Part 2a:

            The next section begins with the man in an old closed trailer. He lit some paper and threw it on the ground to see what was in it. He found human bodies. Cormac McCarthy describes the bodies as “dried and shrunken in their rotted clothes” (47). When the fire died down, what was left was a faint pattern in the shape of a flower” (47). I interpreted this flower as a representation of happiness in a rough and dark time.

            Just like in my first post, we get a feeling the boy is scared. However, he seems to be even more scared this time around. On page forty-eight, “the boy clung to him” during the lightning storm coming through overnight. The boy is able to find comfort in the man. The next day, they resumed their travel down the road. They came to a burnt strip in the road. This is a result of lightning striking the ground, which caused a line of fire to spread all throughout the woods. The man and boy attempted to walk on the burnt road, but it was still hot. With every step, the “hot black mastic sucking at their shoes and stretching in thin bands” (48). They cannot further their adventure down the road without destroying the bottoms of their shoes.

            Suddenly, a set of tracks appeared in the tar. They noticed a man “shuffling along the road” and “dragging one leg” (49). Once he was exhausted enough, he “sat in the road and did not get up again.” The description of the man we are given is: burnt looking, scorched-black clothing, one eye burnt shut, a wig of ash, and a blackened skull (49-50). McCarthy describes his shoes as being “bound up with wire and coated with road tar” (50). Later on, the man says the traveler was “struck by lightning” (50). At first with the evidence of burning, I interpreted that the new traveler could have been escaping a fire. When they begin to leave the scene, the boy begins crying. He wants to help the man, but “papa” wants to keep moving and leave him there. On down the road, “papa” turns and looks at the man; I believe he was hesitating on going back to see what he could do to help the injured man.
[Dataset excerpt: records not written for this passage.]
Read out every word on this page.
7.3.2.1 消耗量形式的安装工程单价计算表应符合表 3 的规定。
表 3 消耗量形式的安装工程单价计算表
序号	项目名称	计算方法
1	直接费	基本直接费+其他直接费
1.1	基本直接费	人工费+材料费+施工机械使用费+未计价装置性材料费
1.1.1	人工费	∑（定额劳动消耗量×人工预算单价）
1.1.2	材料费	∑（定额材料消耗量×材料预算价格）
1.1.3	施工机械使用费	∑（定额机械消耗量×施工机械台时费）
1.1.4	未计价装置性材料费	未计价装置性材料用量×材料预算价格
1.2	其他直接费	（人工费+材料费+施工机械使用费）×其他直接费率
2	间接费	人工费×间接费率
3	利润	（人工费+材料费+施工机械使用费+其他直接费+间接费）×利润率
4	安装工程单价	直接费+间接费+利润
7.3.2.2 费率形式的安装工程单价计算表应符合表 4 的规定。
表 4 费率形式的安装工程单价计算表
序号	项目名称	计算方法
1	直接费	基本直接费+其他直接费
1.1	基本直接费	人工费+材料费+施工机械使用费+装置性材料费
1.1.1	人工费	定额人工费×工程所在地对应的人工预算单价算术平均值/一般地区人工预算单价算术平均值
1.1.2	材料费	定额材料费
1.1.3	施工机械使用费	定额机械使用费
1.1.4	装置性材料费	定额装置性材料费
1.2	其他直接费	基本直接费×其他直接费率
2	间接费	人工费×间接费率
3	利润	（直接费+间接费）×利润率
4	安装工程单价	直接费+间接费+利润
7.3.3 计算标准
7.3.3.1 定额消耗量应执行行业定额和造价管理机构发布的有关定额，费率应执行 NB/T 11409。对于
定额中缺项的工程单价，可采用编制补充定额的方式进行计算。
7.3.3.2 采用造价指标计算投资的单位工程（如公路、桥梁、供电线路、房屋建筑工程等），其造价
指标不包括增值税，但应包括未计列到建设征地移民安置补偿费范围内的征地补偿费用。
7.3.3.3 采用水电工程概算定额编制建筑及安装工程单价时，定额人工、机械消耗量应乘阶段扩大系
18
            Page fifty-on is the first mentioning of a wife. In my first post on part 1, I brought attention to the fact that Cormac McCarthy had not mentioned anything about a wife or mother. When the man pulled her picture out of his wallet and laid it on the road, “he stood and they went on.” I feel he left her picture on the road because he does not want anything to do with his wife and leaves the last known evidence of her, besides the boy. With him walking away from the picture, I interpreted this as him leaving her in the past since she is in the past.

            The way I interpreted the next couple of pages was as a flashback leading up to where the book begins (52-59). I feel as if this all came back to him in a dream; that is why it is placed in the particular part of the book. “She was standing” and “cradling her belly in one hand.” I imagine the woman is pregnant because she is cradling her belly. I think she is pregnant with the boy in the book. I am going to be ending today’s post with another quote from my book: “he should have tried to keep her in their lives in some way but he didnt know how” (54).